Bulgaristan’da Türkiye sınırı yakınında eski adı Cisr-i Mustafa Paşa olan bugünkü Svilengrad kasabasında, Meriç üzerinde yine Sinan’ın eseri olan büyük ve güzel bir köprü bulunmaktadır. Bu köprünün bir ucunda Sinan’ın, Haseki Hürrem Sultan adına bir
cami yapmış olduğu Tezkire’lerde bildirilmektedir. Elimize geçen eski bir
fotoğrafından öğrenildiği kadarı ile cami, üzeri kiremit örtülü ahşap çatılı
(sakıflı) bir yapı idi. önünde geniş bir son cemaat yeri uzanıyordu. Sağ
tarafında ince uzun bir minaresi vardı. Kalabalık cemaati olan camilerin
çoğunda olduğu gibi yapıya üç tarafından dıştan saran revaklı galeriler
bulunuyordu. Evliya Çelebi 1063 (1653)’de Sofya’dan İstanbul’a dönerken gördüğü
bu kasabadaki “Cisr başındaki camiin, seltin camii gibi bir cami-i Ruşen”
olduğunu yazdıktan sonra Karahisari Hasan Çelebi hattı ile yazılmış tarihini
vermekte, camiin imareti, sıbyan mektebi, han, hamam, çarşı ve pazarının Koca
Mimar Sinan binası olduklarını da sözlerine eklemektedir. Bugün bu camiin bir
izinin kaldığını sanmıyoruz.
Aynı yerde ve kasabaya adını vermiş olan Mustafa Paşa köprüsü ise, Yavuz Sultan Selim ve Kanuni Süleyman devirleri vezirlerinden Gazi veya Çoban Mustafa Paşa tarafından
935 (1528/29) yılında yaptırılmıştır. Köprü büyük ihtimal ile Paşanın
vefatından sonra bitmiştir. Köprünün ortasında, kitabe köşkünde görülen çok
güzel bir hatla yazılmış arapça kitabesi, yapının tarihini ve yaptı- tanı
hiçbir şüpheye yer vermeyecek surette açıklar. Çoban Mustafa Paşa’nın
Eskişehir’de Kurşunlu Camii, Gebze’de büyük bir men- zil külliyesini (cami,
medrese, kervansaray, aşhane, tabhane, kütüphane ve türbe), Rumelihisarı,
Seyyidgazi ve Eskişehir’de sıbyan mektepleri, Edirne, Silistre ve Pravid’de
hamamlar, Edirne’de bir han yaptırmış, 1529’da ölerek Gebze’deki hayratının
önündeki türbesine gömülmüştür. Batıya giden sefer ve kervan yolunun üzerinde
olduğundan, köprü devamlı bakım görmüş ve bilhassa yabancı seyyahların
hayranlığını çekmişti. üçyüz metre kadar uzunluğu olan köprünün ortada dört
büyük, bunlardan itibaren iki uca doğru alçalan sekizer gözü vardır. Böylece
toplam yirmi gözlüdür. İtinalı bir işçilik ile kesme taştan yapılmıştır. 1963’e
doğru Bulgar hükümeti bu köprüyü yıktırmayı kararlaştırmış, ancak medeni
cesaret göstererek bu davranışa Bulgarlardan bile karşı çıkanlar olmuştur.

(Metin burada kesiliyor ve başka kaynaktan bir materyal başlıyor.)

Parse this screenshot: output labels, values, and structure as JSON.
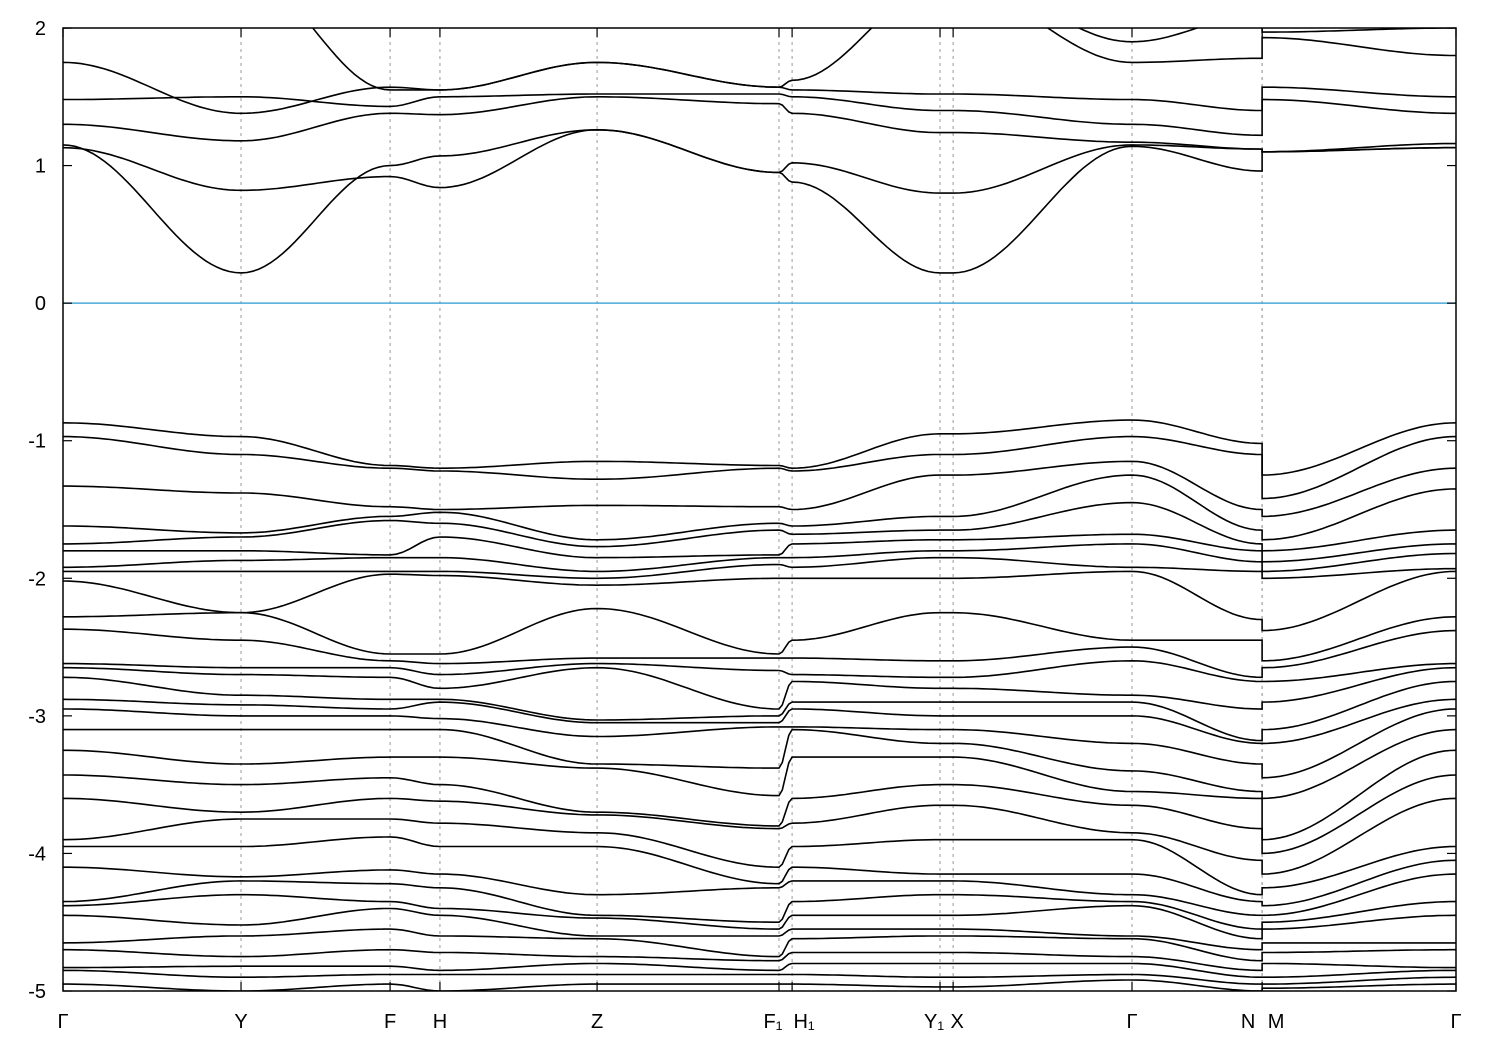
{
  "chart_data": {
    "type": "line",
    "title": "",
    "xlabel": "",
    "ylabel": "",
    "xlim": [
      0,
      5.0
    ],
    "ylim": [
      -5,
      2
    ],
    "yticks": [
      -5,
      -4,
      -3,
      -2,
      -1,
      0,
      1,
      2
    ],
    "ytick_labels": [
      "-5",
      "-4",
      "-3",
      "-2",
      "-1",
      "0",
      "1",
      "2"
    ],
    "kpoints": [
      {
        "label": "Γ",
        "k": 0
      },
      {
        "label": "Y",
        "k": 0.639
      },
      {
        "label": "F",
        "k": 1.174
      },
      {
        "label": "H",
        "k": 1.353
      },
      {
        "label": "Z",
        "k": 1.917
      },
      {
        "label": "F₁",
        "k": 2.57
      },
      {
        "label": "H₁",
        "k": 2.617
      },
      {
        "label": "Y₁",
        "k": 3.148
      },
      {
        "label": "X",
        "k": 3.195
      },
      {
        "label": "Γ",
        "k": 3.837
      },
      {
        "label": "N",
        "k": 4.304
      },
      {
        "label": "M",
        "k": 4.304
      },
      {
        "label": "Γ",
        "k": 5.0
      }
    ],
    "grid": "vertical dashed lines at high-symmetry points",
    "fermi_level": 0,
    "colors": {
      "bands": "#000000",
      "fermi_line": "#4ba9dc",
      "kpoint_lines": "#999999"
    },
    "bands": [
      [
        2.2,
        2.5,
        2.4,
        2.3,
        2.2,
        2.1,
        2.2,
        2.4,
        2.4,
        1.9,
        2.1,
        1.97,
        2.0
      ],
      [
        2.0,
        2.4,
        1.55,
        1.55,
        1.75,
        1.57,
        1.62,
        2.3,
        2.3,
        1.75,
        1.78,
        1.93,
        1.8
      ],
      [
        1.75,
        1.38,
        1.57,
        1.55,
        1.75,
        1.57,
        1.55,
        1.52,
        1.52,
        1.48,
        1.4,
        1.57,
        1.5
      ],
      [
        1.48,
        1.5,
        1.43,
        1.5,
        1.52,
        1.52,
        1.5,
        1.4,
        1.4,
        1.3,
        1.22,
        1.48,
        1.38
      ],
      [
        1.3,
        1.18,
        1.38,
        1.37,
        1.5,
        1.45,
        1.38,
        1.24,
        1.24,
        1.17,
        1.12,
        1.1,
        1.13
      ],
      [
        1.13,
        0.82,
        0.92,
        0.84,
        1.26,
        0.95,
        1.02,
        0.8,
        0.8,
        1.15,
        1.12,
        1.1,
        1.16
      ],
      [
        1.15,
        0.22,
        1.0,
        1.07,
        1.26,
        0.95,
        0.88,
        0.22,
        0.22,
        1.14,
        0.96,
        1.1,
        1.13
      ],
      [
        -0.87,
        -0.97,
        -1.18,
        -1.2,
        -1.15,
        -1.18,
        -1.2,
        -0.95,
        -0.95,
        -0.85,
        -1.02,
        -1.25,
        -0.87
      ],
      [
        -0.97,
        -1.1,
        -1.2,
        -1.22,
        -1.28,
        -1.2,
        -1.22,
        -1.1,
        -1.1,
        -0.97,
        -1.1,
        -1.42,
        -0.97
      ],
      [
        -1.33,
        -1.38,
        -1.48,
        -1.5,
        -1.47,
        -1.48,
        -1.5,
        -1.25,
        -1.25,
        -1.15,
        -1.5,
        -1.55,
        -1.2
      ],
      [
        -1.62,
        -1.67,
        -1.55,
        -1.52,
        -1.72,
        -1.6,
        -1.62,
        -1.55,
        -1.55,
        -1.25,
        -1.65,
        -1.72,
        -1.35
      ],
      [
        -1.75,
        -1.7,
        -1.58,
        -1.6,
        -1.77,
        -1.65,
        -1.68,
        -1.65,
        -1.65,
        -1.45,
        -1.75,
        -1.8,
        -1.65
      ],
      [
        -1.8,
        -1.8,
        -1.83,
        -1.7,
        -1.85,
        -1.83,
        -1.75,
        -1.72,
        -1.72,
        -1.68,
        -1.8,
        -1.88,
        -1.75
      ],
      [
        -1.92,
        -1.87,
        -1.85,
        -1.85,
        -1.95,
        -1.85,
        -1.85,
        -1.8,
        -1.8,
        -1.75,
        -1.88,
        -1.95,
        -1.82
      ],
      [
        -1.95,
        -1.95,
        -1.95,
        -1.95,
        -2.0,
        -1.9,
        -1.92,
        -1.85,
        -1.85,
        -1.92,
        -1.95,
        -2.0,
        -1.93
      ],
      [
        -2.02,
        -2.25,
        -1.97,
        -1.98,
        -2.05,
        -2.0,
        -2.0,
        -2.0,
        -2.0,
        -1.95,
        -2.3,
        -2.38,
        -1.95
      ],
      [
        -2.28,
        -2.25,
        -2.55,
        -2.55,
        -2.22,
        -2.55,
        -2.45,
        -2.25,
        -2.25,
        -2.45,
        -2.45,
        -2.6,
        -2.28
      ],
      [
        -2.37,
        -2.45,
        -2.6,
        -2.62,
        -2.58,
        -2.58,
        -2.58,
        -2.6,
        -2.6,
        -2.5,
        -2.72,
        -2.65,
        -2.38
      ],
      [
        -2.62,
        -2.65,
        -2.65,
        -2.7,
        -2.62,
        -2.67,
        -2.7,
        -2.72,
        -2.72,
        -2.6,
        -2.75,
        -2.75,
        -2.62
      ],
      [
        -2.65,
        -2.7,
        -2.72,
        -2.8,
        -2.65,
        -2.95,
        -2.75,
        -2.8,
        -2.8,
        -2.85,
        -2.95,
        -2.9,
        -2.65
      ],
      [
        -2.72,
        -2.85,
        -2.88,
        -2.88,
        -3.03,
        -3.0,
        -2.9,
        -2.9,
        -2.9,
        -2.9,
        -3.18,
        -3.1,
        -2.75
      ],
      [
        -2.88,
        -2.92,
        -2.95,
        -2.9,
        -3.05,
        -3.05,
        -2.95,
        -3.0,
        -3.0,
        -3.0,
        -3.2,
        -3.2,
        -2.88
      ],
      [
        -2.95,
        -3.0,
        -3.0,
        -3.02,
        -3.15,
        -3.08,
        -3.08,
        -3.1,
        -3.1,
        -3.2,
        -3.35,
        -3.45,
        -2.95
      ],
      [
        -3.1,
        -3.1,
        -3.1,
        -3.1,
        -3.35,
        -3.38,
        -3.1,
        -3.2,
        -3.2,
        -3.4,
        -3.55,
        -3.6,
        -3.1
      ],
      [
        -3.25,
        -3.35,
        -3.3,
        -3.3,
        -3.38,
        -3.58,
        -3.3,
        -3.3,
        -3.3,
        -3.55,
        -3.6,
        -3.9,
        -3.25
      ],
      [
        -3.43,
        -3.5,
        -3.45,
        -3.5,
        -3.7,
        -3.8,
        -3.6,
        -3.5,
        -3.5,
        -3.65,
        -3.82,
        -4.0,
        -3.43
      ],
      [
        -3.6,
        -3.7,
        -3.6,
        -3.62,
        -3.72,
        -3.82,
        -3.78,
        -3.65,
        -3.65,
        -3.85,
        -4.05,
        -4.15,
        -3.6
      ],
      [
        -3.9,
        -3.75,
        -3.75,
        -3.78,
        -3.85,
        -4.1,
        -3.95,
        -3.9,
        -3.9,
        -3.9,
        -4.3,
        -4.25,
        -3.95
      ],
      [
        -3.95,
        -3.95,
        -3.88,
        -3.95,
        -3.95,
        -4.22,
        -4.1,
        -4.15,
        -4.15,
        -4.15,
        -4.35,
        -4.38,
        -4.05
      ],
      [
        -4.1,
        -4.17,
        -4.12,
        -4.15,
        -4.3,
        -4.25,
        -4.2,
        -4.2,
        -4.2,
        -4.3,
        -4.45,
        -4.45,
        -4.15
      ],
      [
        -4.35,
        -4.2,
        -4.22,
        -4.25,
        -4.45,
        -4.5,
        -4.35,
        -4.3,
        -4.3,
        -4.35,
        -4.55,
        -4.5,
        -4.35
      ],
      [
        -4.38,
        -4.3,
        -4.35,
        -4.4,
        -4.47,
        -4.55,
        -4.45,
        -4.45,
        -4.45,
        -4.38,
        -4.62,
        -4.55,
        -4.45
      ],
      [
        -4.45,
        -4.52,
        -4.4,
        -4.45,
        -4.6,
        -4.6,
        -4.55,
        -4.55,
        -4.55,
        -4.6,
        -4.7,
        -4.65,
        -4.65
      ],
      [
        -4.65,
        -4.6,
        -4.55,
        -4.6,
        -4.62,
        -4.75,
        -4.62,
        -4.6,
        -4.6,
        -4.62,
        -4.78,
        -4.72,
        -4.7
      ],
      [
        -4.7,
        -4.75,
        -4.7,
        -4.72,
        -4.75,
        -4.78,
        -4.72,
        -4.72,
        -4.72,
        -4.75,
        -4.85,
        -4.8,
        -4.83
      ],
      [
        -4.83,
        -4.82,
        -4.82,
        -4.85,
        -4.8,
        -4.85,
        -4.8,
        -4.8,
        -4.8,
        -4.8,
        -4.9,
        -4.9,
        -4.85
      ],
      [
        -4.85,
        -4.9,
        -4.88,
        -4.88,
        -4.88,
        -4.88,
        -4.88,
        -4.9,
        -4.9,
        -4.88,
        -4.95,
        -4.95,
        -4.9
      ],
      [
        -4.95,
        -5.0,
        -4.95,
        -5.0,
        -4.95,
        -4.95,
        -4.95,
        -4.97,
        -4.97,
        -4.92,
        -5.0,
        -4.98,
        -4.95
      ]
    ]
  }
}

Hakkında etraflı bir monografya kurtarılmasına destek olabileceği düşüncesiyle
tarafımızdan yazılıp yayınlanmıştır. (5)
Bulgar topraklarında Mimar Sinan’ın bir eseri daha vardı. Sofya’da Bosnalı Derviş
(Sufi) Mehmet Paşa Camii de bu büyük ustanın bir eseri idi. Şehrin merkezinde
minaresi ile sağlam bir halde duran ve son yıllara kadar namaza açık bulunan
Seyfullah Efendi (Banya başı) camiinin Sinan’ın eseri olduğu iddia edilmiştir.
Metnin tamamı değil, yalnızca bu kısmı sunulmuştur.